3/ Sur le suivi de chantier
[13] L’employeur reproche encore à la salariée d’avoir effectué les opérations de suivi du chantier de sa villa durant son temps de travail au cours des années 2014 à 2016 et il lui réclame ainsi le remboursement de 105'heures de travail soit 17'640'€. Mais, au vu des pièces analysées au point précédent, des fonctions de la salariée, et toujours de la taille de l’entreprise, il apparaît que l’employeur n’ignorait pas que la salariée suivait le chantier de sa villa sur son temps de travail et qu’il n’a nullement découvert ces faits en prenant connaissance de sa demande d’heures supplémentaires formée le 17'août 2020. Dès lors, la prescription biennale est acquise concernant ce second chef de demande présenté le 21'juillet 2022.
4/ Sur la demande de dommages et intérêts pour procédure abusive
[14] La salariée sollicite la somme de 3'500'€ à titre de dommages et intérêts pour procédure abusive en application des dispositions de l’article 32-1 du code de procédure civile, mais il n’apparaît pas qu’en l’espèce l’employeur ait laissé sa liberté d’ester en justice et d’appeler dégénérer en abus.
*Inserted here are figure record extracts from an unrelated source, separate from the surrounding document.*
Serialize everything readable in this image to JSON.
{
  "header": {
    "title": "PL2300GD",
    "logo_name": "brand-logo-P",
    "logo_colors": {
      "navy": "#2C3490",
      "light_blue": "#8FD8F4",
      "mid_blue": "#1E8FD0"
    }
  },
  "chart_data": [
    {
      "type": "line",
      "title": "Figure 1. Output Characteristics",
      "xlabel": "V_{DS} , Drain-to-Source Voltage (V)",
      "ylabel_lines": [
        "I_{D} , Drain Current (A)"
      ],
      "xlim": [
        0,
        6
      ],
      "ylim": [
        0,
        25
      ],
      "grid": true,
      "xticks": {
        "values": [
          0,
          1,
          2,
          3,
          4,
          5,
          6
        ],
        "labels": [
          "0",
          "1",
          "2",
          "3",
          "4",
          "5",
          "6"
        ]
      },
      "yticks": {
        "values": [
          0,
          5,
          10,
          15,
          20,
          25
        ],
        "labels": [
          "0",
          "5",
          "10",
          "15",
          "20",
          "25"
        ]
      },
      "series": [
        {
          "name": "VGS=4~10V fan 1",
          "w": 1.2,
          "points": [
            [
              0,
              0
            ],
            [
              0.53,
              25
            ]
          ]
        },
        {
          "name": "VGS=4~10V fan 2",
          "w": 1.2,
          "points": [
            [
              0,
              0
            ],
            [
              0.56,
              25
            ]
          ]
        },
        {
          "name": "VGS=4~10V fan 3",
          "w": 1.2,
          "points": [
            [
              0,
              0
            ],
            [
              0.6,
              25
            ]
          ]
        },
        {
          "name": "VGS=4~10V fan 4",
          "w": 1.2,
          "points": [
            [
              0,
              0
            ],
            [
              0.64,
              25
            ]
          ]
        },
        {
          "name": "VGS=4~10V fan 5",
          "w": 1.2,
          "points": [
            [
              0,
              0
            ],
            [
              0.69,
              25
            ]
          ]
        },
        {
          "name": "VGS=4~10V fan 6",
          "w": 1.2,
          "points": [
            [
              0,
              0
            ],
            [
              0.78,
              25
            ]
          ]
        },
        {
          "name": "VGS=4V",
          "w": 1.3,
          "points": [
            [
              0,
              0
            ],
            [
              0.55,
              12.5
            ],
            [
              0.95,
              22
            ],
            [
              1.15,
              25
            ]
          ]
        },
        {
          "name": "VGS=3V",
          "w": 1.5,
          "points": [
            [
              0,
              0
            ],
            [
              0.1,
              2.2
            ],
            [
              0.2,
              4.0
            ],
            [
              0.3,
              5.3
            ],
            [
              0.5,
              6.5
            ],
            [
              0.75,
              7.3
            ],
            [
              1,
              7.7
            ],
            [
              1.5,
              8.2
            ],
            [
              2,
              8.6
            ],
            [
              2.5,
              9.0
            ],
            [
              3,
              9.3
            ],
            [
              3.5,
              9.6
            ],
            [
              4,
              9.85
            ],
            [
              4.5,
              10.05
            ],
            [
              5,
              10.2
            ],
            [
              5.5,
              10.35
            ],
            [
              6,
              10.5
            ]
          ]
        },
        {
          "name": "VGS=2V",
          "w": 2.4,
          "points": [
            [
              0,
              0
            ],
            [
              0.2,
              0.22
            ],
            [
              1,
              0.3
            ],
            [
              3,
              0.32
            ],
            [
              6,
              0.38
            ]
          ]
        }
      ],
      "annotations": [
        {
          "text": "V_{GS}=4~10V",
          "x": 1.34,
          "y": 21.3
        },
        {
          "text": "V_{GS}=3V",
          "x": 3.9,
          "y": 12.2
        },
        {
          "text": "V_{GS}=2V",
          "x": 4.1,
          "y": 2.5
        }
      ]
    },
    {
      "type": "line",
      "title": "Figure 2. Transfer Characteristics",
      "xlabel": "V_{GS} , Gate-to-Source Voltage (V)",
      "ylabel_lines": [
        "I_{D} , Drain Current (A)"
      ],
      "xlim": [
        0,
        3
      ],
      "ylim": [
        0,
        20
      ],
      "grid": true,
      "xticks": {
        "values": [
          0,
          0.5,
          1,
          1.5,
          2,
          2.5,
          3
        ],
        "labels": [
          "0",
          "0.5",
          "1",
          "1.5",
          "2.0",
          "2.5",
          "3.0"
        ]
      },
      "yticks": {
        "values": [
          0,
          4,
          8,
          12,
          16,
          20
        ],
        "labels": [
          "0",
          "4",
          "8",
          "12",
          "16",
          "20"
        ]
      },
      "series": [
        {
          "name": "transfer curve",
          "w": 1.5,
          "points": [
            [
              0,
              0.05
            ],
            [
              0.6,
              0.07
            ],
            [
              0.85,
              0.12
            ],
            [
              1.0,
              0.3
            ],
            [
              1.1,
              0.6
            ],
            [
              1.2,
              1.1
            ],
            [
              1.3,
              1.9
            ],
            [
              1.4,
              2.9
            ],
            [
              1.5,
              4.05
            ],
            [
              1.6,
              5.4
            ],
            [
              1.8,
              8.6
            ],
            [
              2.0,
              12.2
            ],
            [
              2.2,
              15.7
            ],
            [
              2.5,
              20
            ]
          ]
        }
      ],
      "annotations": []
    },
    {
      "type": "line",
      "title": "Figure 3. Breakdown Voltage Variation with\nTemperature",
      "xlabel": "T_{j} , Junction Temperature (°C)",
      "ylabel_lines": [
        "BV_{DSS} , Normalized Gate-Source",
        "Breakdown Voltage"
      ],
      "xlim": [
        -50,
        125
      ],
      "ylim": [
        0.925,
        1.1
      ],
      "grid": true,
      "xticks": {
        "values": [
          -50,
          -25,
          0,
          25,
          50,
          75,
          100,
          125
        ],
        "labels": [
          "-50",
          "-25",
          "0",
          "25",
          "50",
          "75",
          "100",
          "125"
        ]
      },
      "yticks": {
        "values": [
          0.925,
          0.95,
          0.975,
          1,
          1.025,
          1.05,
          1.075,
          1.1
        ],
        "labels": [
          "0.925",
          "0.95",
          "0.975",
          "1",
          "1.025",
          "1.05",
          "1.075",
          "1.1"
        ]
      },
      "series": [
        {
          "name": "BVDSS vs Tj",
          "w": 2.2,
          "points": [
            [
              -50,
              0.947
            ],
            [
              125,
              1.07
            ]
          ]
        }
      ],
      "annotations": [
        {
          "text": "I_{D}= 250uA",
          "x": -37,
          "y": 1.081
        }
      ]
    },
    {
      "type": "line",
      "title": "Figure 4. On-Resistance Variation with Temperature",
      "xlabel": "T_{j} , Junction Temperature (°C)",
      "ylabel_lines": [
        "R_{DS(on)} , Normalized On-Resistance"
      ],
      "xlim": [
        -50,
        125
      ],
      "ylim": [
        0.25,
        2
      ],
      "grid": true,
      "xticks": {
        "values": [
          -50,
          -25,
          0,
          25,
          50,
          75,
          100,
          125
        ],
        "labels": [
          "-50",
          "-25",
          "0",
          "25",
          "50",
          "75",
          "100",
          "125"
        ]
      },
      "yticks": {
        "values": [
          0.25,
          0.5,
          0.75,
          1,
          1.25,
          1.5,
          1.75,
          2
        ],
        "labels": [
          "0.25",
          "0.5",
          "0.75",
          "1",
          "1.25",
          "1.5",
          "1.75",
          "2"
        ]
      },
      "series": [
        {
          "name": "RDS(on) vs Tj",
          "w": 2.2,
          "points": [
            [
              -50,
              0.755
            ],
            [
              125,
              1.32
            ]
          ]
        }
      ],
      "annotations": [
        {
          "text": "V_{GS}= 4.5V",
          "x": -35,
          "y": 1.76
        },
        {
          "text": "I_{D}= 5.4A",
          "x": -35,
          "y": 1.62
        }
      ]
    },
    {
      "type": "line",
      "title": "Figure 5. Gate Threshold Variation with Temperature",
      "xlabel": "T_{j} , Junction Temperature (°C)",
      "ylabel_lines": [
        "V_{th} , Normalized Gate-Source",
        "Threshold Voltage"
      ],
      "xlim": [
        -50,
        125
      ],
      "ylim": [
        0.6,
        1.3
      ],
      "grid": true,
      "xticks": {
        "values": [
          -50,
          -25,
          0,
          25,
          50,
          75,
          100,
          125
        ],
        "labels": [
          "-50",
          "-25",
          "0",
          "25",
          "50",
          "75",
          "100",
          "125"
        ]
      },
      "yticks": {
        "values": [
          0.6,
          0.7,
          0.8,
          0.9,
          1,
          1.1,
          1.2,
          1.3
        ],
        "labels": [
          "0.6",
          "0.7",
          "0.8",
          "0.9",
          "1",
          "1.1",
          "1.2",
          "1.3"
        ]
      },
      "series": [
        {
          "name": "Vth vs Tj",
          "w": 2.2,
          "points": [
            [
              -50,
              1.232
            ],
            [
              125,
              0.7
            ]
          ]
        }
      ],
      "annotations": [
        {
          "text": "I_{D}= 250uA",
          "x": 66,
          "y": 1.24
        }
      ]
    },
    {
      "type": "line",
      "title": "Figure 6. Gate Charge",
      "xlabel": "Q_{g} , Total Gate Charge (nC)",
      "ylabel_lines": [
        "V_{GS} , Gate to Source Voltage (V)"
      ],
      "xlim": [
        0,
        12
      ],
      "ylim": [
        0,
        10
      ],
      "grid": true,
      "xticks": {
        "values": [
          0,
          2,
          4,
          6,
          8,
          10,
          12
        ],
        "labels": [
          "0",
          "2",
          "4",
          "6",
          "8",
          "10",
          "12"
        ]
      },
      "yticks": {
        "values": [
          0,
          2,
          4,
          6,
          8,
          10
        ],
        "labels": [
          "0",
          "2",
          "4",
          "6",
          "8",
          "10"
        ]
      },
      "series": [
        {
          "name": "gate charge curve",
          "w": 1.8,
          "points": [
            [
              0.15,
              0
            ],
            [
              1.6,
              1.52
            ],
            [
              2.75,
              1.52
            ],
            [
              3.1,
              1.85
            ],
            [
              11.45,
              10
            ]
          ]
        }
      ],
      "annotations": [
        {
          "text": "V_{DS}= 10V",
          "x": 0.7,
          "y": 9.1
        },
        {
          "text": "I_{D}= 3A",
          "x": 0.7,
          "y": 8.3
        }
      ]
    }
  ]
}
En conséquence, la salariée sera déboutée de ce chef de demande.
5/ Sur les autres demandes
[15] Il convient d’allouer à la salariée la somme de 5'000'€ au titre des frais irrépétibles de première instance et d’appel par application des dispositions de l’article 700 du code de procédure civile. L’employeur supportera la charge des dépens d’appel.
PAR CES MOTIFS
LA COUR,
Dit qu’il n’y a pas lieu d’annuler le jugement entrepris.
Confirme le jugement entrepris en ce qu’il a':
dit que l’action de M. [Y] [B] [W] est prescrite';
débouté Mme [L] [X] de sa demande de dommages et intérêts pour procédure abusive';
condamné M. [Y] [B] [W] aux dépens de l’instance.
L’infirme pour le surplus.
Statuant à nouveau et y ajoutant,
Déclare les demandes présentées par M. [Y] [B] [W] irrecevables comme prescrites.
Déboute Mme [L] [X] de sa demande de dommages et intérêts pour procédure abusive, concernant la procédure d’appel.
Condamne M. [Y] [B] [W] à payer à Mme [L] [X] la somme de 5'000'€ au titre des frais irrépétibles de première instance et d’appel.
Condamne M. [Y] [B] [W] aux dépens d’appel.